That is a nice room!  You have lots of horizontal space; you'll be fine.  Good job!


----------



## rippinthewidow (Mar 4, 2010)

It's been awhile since I've last posted. Since then I have transplanted the two Thai's, Opium (fem), and Skunk #1 (fem) into a 8-9 gallon bag. I wanted to try something new by using a 5 gallon bucket for the bottom and a 5 gallon bag for the top, tapping the two together, and have a taller 8-9 gallon bag :holysheep:  I had used 10 gallon bags before, but they were wide and short, so I wanted to see if there is any difference from using a tall and skinny bag. The 4 larger plants have yellow bottom leaves  , so I think this is either from a)I transplanted them and lack of water/nutes b)over nuting or c)a nute deficiency. The new growth is still green which is a plus, but if the problem persists I will flush the soil. The three bag seed plants will be transplanted within the next few days :watchplant:  Temps have been between 63-70F and RH between 30-55%. I'm on Week two of AN's Sensi Grow Veg Cycle. I've been following the calculator on their website. Here's a few pics.

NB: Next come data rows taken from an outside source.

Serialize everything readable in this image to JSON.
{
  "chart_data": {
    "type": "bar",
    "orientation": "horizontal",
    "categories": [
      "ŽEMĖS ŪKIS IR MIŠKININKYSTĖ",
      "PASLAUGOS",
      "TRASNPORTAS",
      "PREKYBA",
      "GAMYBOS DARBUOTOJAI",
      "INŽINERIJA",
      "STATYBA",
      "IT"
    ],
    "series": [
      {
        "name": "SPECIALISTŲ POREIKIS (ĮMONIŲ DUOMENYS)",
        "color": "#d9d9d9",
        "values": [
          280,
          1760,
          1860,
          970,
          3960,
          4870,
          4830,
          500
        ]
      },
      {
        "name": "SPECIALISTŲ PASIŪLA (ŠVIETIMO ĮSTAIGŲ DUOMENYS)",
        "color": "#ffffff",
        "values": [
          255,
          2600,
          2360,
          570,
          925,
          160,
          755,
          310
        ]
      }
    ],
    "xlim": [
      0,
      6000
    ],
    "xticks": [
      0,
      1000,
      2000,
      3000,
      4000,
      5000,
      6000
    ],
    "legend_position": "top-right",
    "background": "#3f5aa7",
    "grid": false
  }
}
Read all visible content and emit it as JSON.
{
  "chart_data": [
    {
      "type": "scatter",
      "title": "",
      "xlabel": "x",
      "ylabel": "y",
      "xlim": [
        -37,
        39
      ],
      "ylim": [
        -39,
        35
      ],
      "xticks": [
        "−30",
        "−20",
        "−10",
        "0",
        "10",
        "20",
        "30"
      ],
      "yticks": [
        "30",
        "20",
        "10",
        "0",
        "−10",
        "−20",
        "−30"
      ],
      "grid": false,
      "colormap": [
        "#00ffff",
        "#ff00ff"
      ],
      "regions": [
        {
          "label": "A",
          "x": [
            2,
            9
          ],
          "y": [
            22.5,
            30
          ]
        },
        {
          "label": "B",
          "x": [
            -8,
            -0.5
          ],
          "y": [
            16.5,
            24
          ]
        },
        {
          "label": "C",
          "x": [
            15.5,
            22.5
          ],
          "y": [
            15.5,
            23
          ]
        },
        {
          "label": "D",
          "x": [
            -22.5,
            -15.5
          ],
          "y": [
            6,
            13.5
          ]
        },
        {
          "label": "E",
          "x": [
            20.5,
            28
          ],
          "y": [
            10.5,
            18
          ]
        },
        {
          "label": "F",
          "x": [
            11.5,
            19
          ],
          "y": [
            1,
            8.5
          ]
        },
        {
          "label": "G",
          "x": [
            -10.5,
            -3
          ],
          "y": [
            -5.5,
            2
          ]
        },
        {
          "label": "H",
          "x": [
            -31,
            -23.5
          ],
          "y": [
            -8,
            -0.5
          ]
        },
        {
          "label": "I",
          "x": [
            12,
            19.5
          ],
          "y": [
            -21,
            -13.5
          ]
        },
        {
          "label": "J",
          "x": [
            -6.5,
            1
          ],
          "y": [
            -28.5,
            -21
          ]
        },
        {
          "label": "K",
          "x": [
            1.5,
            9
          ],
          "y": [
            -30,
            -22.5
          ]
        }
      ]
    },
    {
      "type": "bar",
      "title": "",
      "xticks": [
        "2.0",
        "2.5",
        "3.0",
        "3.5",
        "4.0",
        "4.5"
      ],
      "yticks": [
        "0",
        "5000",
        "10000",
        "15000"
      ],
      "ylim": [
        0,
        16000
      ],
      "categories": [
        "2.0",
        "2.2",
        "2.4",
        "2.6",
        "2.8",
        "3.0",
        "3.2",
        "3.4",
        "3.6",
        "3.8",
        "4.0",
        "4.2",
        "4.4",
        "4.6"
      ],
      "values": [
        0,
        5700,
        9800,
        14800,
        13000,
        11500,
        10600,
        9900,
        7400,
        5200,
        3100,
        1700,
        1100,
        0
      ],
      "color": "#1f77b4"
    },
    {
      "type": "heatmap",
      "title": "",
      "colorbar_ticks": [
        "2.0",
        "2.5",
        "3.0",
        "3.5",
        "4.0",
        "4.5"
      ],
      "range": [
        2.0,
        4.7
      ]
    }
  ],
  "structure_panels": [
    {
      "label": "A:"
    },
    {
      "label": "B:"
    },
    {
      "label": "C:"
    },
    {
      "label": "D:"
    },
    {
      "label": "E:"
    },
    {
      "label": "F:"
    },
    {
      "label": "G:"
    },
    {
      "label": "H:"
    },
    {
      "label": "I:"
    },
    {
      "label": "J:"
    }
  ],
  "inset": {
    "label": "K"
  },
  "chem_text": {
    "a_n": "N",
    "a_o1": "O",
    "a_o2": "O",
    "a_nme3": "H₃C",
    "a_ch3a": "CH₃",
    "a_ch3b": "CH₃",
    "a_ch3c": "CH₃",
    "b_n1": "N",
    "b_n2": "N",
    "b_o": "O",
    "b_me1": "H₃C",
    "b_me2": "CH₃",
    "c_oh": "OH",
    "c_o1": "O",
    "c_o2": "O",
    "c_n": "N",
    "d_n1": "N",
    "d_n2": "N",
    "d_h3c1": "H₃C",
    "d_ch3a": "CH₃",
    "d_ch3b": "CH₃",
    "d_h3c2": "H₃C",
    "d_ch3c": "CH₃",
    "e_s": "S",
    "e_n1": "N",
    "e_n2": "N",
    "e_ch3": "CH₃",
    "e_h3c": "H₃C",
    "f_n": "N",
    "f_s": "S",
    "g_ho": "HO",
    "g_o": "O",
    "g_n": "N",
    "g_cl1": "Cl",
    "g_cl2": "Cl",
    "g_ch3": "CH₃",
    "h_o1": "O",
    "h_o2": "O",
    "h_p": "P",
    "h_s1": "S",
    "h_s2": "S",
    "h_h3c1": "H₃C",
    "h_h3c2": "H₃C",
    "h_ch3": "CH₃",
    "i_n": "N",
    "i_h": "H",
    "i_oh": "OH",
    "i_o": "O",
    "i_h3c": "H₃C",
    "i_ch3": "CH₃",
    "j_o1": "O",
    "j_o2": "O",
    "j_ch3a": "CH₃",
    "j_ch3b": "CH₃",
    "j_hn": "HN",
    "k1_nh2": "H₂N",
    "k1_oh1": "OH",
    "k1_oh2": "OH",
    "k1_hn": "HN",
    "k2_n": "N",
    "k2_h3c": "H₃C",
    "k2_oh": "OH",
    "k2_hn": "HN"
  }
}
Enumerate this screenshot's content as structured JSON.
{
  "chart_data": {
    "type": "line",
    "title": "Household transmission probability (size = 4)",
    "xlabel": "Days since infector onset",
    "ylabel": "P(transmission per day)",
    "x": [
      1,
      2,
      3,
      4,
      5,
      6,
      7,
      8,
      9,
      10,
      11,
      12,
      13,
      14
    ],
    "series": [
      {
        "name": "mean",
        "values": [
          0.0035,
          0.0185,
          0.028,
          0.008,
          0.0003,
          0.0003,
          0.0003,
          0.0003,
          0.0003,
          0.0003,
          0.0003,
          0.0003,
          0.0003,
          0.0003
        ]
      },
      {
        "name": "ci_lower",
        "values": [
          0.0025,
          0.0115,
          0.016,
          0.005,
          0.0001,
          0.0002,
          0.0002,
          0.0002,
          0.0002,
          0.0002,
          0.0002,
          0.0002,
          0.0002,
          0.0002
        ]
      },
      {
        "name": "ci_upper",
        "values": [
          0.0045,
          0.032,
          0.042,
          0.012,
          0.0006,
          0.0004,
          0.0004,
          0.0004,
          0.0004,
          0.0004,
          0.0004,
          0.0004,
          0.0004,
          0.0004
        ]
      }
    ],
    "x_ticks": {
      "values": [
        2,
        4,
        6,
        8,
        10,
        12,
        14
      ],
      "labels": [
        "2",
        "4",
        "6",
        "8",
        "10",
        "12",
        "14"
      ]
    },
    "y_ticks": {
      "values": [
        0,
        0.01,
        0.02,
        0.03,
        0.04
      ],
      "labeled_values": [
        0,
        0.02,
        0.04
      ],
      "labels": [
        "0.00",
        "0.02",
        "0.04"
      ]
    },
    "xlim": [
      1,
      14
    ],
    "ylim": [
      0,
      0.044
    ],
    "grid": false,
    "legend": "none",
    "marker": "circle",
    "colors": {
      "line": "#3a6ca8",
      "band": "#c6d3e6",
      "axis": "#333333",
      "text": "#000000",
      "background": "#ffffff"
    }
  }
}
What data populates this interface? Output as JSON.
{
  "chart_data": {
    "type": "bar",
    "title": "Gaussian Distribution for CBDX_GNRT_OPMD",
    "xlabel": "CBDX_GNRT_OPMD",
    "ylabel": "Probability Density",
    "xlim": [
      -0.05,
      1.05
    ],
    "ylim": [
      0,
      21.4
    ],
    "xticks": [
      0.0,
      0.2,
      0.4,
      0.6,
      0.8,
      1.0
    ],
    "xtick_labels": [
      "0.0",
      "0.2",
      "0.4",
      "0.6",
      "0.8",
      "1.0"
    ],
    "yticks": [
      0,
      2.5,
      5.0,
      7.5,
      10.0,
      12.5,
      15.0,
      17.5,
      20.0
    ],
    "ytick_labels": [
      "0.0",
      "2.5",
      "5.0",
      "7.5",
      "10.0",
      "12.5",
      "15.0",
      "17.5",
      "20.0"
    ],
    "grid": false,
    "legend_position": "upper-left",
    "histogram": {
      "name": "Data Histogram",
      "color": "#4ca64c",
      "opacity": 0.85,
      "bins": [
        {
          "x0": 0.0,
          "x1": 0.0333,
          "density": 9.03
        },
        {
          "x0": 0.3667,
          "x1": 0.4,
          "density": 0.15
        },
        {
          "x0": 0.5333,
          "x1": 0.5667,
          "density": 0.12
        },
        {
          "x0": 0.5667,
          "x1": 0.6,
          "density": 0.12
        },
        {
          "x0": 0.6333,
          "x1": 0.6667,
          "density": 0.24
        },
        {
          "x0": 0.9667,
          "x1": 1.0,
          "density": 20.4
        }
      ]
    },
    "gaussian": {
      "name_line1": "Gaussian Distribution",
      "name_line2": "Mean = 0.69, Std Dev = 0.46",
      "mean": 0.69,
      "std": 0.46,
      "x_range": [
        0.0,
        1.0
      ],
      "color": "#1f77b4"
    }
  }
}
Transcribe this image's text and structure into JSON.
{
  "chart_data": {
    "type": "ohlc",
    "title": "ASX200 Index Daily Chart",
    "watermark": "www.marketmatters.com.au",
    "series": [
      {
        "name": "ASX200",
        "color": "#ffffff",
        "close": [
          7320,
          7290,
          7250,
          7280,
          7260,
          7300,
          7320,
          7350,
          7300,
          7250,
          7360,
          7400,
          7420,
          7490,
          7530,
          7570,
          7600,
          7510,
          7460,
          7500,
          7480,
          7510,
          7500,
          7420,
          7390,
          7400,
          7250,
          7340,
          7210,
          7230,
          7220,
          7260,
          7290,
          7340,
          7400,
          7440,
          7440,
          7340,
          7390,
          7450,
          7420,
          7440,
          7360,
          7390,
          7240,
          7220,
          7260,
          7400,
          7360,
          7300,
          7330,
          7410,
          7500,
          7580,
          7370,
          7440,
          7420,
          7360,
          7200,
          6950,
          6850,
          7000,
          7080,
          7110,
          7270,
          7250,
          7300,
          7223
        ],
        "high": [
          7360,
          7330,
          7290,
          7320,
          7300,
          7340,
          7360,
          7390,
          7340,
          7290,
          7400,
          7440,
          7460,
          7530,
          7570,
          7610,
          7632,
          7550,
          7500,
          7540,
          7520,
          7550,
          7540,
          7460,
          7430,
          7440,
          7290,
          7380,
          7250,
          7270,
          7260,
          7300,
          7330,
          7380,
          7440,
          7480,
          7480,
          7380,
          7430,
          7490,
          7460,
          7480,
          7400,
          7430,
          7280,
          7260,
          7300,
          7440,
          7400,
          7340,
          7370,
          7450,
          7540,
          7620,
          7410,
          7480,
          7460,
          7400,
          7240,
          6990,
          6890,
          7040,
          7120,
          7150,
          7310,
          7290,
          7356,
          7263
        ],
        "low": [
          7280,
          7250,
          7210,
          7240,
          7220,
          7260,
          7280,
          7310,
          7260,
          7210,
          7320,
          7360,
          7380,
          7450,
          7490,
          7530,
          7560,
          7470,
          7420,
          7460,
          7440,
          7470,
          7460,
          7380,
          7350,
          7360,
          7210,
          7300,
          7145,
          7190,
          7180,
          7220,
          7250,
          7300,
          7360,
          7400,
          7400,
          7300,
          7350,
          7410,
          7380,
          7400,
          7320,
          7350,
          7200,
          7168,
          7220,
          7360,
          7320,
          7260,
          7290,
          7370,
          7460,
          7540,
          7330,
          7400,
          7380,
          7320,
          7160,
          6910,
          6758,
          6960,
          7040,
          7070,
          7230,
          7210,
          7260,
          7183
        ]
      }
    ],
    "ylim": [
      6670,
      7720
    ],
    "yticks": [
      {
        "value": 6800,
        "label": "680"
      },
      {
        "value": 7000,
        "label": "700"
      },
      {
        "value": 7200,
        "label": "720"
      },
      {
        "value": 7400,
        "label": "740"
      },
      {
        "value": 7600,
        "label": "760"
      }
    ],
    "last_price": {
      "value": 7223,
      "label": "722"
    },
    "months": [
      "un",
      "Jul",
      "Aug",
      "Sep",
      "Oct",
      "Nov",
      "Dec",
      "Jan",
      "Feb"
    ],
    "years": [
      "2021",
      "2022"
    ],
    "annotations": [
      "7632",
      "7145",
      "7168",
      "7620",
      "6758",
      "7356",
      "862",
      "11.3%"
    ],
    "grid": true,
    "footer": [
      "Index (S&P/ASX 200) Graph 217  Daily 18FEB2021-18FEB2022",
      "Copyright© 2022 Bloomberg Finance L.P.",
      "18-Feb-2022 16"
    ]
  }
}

Pictures 1/2- Root system before transplant
Pictures 3/6- Family Photo
Picture 4 - Two Thai's
Picture 5 - Opium (left) and Skunk #1 (right)


----------



## rippinthewidow (Mar 5, 2010)

I gave the laddies a nice watering last night and they look perky and green today . I'm thinking it was a nutrient deficiency, possibly nitrogen, that was making them go yellow but all is well now. I'll be back in a few days with some pictures, until then enjoy a nice :ccc:.


----------